Сделка с Тайрой, которая год назад была для него последней надеждой, доживала последние дни. Спорки помогли выиграть время, укрыться от мстительного Помпилио и отточить технологию, которой он якобы готовился заплатить за спасение. Якобы. Поскольку Огнедел искренне считал, что спорки не сумеют применить его изобретение по-настоящему эффективно. Оно заслуживало других людей, с широкими взглядами и запредельными амбициями, а поскольку путь к адигенам Ричарду был заказан, он решил обратиться к галанитам.

– Если к тебе прилетит Спесирчик, спорки сразу поймут, что ты ведешь с ними дела.

– Время пришло, – напомнил Огнедел. – Я доволен испытаниями и готов продать технологию. А спорки…

– Должны исчезнуть, – продолжил за него пират.

– Исчезнут, – уточнил террорист. – Не хочу, чтобы они вставали на пути прогресса.

Лях зло хмыкнул, среагировав на шутку, но продолжил серьезным тоном:

– С этого момента у нас не будет пути назад, Ричард. Спорки, конечно, не столь могущественны, как га-ланиты, но такие же злопамятные.

– Если мы договоримся с галанитами, нам будет плевать на это.

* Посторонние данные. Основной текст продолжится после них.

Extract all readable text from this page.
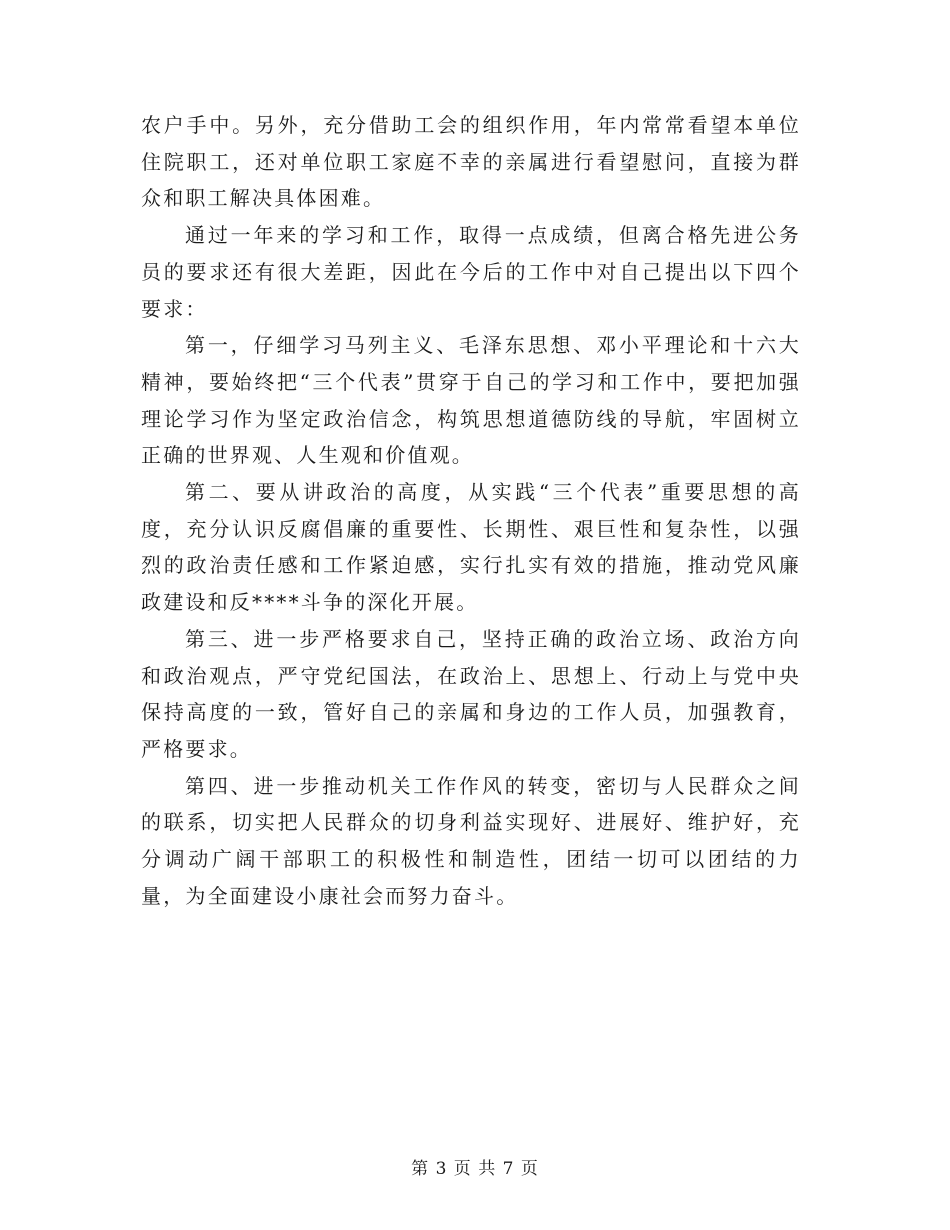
农户手中。另外，充分借助工会的组织作用，年内常常看望本单位住院职工，还对单位职工家庭不幸的亲属进行看望慰问，直接为群众和职工解决具体困难。

通过一年来的学习和工作，取得一点成绩，但离合格先进公务员的要求还有很大差距，因此在今后的工作中对自己提出以下四个要求：

第一，仔细学习马列主义、毛泽东思想、邓小平理论和十六大精神，要始终把“三个代表”贯穿于自己的学习和工作中，要把加强理论学习作为坚定政治信念，构筑思想道德防线的导航，牢固树立正确的世界观、人生观和价值观。

第二、要从讲政治的高度，从实践“三个代表”重要思想的高度，充分认识反腐倡廉的重要性、长期性、艰巨性和复杂性，以强烈的政治责任感和工作紧迫感，实行扎实有效的措施，推动党风廉政建设和反****斗争的深化开展。

第三、进一步严格要求自己，坚持正确的政治立场、政治方向和政治观点，严守党纪国法，在政治上、思想上、行动上与党中央保持高度的一致，管好自己的亲属和身边的工作人员，加强教育，严格要求。

第四、进一步推动机关工作作风的转变，密切与人民群众之间的联系，切实把人民群众的切身利益实现好、进展好、维护好，充分调动广阔干部职工的积极性和制造性，团结一切可以团结的力量，为全面建设小康社会而努力奋斗。

第 3 页 共 7 页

Они относятся к спорки так же, как мы.

– Они и к нам относятся так же, как к спорки, – неожиданно произнес Лях. – Галаниты считают людьми исключительно себя.

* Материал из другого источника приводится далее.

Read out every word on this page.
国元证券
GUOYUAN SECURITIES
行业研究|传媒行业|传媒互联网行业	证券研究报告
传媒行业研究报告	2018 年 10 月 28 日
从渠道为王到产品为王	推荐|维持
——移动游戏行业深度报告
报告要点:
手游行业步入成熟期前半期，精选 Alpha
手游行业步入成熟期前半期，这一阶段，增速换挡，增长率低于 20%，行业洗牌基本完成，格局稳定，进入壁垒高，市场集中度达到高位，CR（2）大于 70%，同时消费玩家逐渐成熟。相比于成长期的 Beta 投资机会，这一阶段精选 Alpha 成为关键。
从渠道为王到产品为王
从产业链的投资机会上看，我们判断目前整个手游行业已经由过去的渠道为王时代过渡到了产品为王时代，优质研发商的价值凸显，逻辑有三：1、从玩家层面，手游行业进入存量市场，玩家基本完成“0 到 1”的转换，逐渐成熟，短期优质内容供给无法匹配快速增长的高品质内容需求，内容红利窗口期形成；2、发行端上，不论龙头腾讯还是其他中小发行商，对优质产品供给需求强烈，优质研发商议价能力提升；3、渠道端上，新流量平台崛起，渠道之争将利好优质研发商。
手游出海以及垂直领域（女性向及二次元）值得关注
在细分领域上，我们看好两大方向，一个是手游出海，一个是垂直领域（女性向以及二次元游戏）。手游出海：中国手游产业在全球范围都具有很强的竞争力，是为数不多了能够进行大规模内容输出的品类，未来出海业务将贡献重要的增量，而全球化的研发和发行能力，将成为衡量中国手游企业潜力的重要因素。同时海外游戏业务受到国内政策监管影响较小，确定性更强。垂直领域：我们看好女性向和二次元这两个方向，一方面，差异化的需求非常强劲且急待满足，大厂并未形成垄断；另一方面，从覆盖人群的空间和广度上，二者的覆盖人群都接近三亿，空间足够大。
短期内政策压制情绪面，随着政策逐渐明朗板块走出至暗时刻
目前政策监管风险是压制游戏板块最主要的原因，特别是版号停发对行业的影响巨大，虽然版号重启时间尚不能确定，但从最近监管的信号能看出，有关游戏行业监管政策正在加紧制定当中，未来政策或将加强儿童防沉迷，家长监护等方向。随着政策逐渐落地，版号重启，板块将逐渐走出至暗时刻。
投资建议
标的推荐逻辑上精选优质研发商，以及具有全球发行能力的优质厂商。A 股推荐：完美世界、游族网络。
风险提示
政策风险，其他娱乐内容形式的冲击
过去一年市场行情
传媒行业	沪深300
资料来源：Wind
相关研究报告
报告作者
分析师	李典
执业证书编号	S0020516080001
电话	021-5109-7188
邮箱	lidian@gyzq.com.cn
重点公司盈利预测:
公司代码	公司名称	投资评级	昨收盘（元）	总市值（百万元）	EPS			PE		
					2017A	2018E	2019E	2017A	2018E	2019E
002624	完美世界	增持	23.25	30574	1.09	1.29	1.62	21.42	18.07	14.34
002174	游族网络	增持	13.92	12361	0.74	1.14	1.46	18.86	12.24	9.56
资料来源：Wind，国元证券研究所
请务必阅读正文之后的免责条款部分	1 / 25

– Тебя это смущает? – поднял брови Мааздук.

– А тебя?

– Сейчас галаниты нам нужны, но рано или поздно любое сотрудничество подходит к закономерному финалу, – повторил Огнедел. – Разумные люди это понимают.

– Собираешься кинуть галанитов? – изумился Филарет.

– Тебя это смущает?

Несколько секунд Лях удивленно качал головой, демонстрируя, что не верит своим ушам, после чего протянул:

– А ведь ты действительно сумасшедший.

– Тебя и это смущает?

– Это меня привлекает, – не стал скрывать Рубака. – Я впервые встретил такого же психа, как сам. И не устану от нашего сотрудничества, Ричард, с тобой по-настоящему весело.

– Я тоже рад нашему знакомству. – Огнедел помолчал. – В каком состоянии твой цеппель?

– В отличном, – кивнул Филарет. – Я мечтаю вновь встретиться с «Амушем».

– Встретишься, – пообещал Мааздук. – Я возвращаюсь на базу, а ты будь в зоне досягаемости радиосвязи. Переговорив с галанитом, я скажу, что делать дальше.

* * *

– Что дальше? – поинтересовался механик, с подозрением глядя на медикуса.

– Высунь язык и скажи «А-а»! – распорядился Хасина.

Несколько секунд цепарь изумленно смотрел на медикуса, после чего осторожно напомнил:

– Я руку повредил, – и продемонстрировал перевязанную кисть. – Обжегся.

– А я хочу посмотреть твое горло.

– Зачем?

– Потому что я – медикус, – напомнил Альваро. – И мне виднее.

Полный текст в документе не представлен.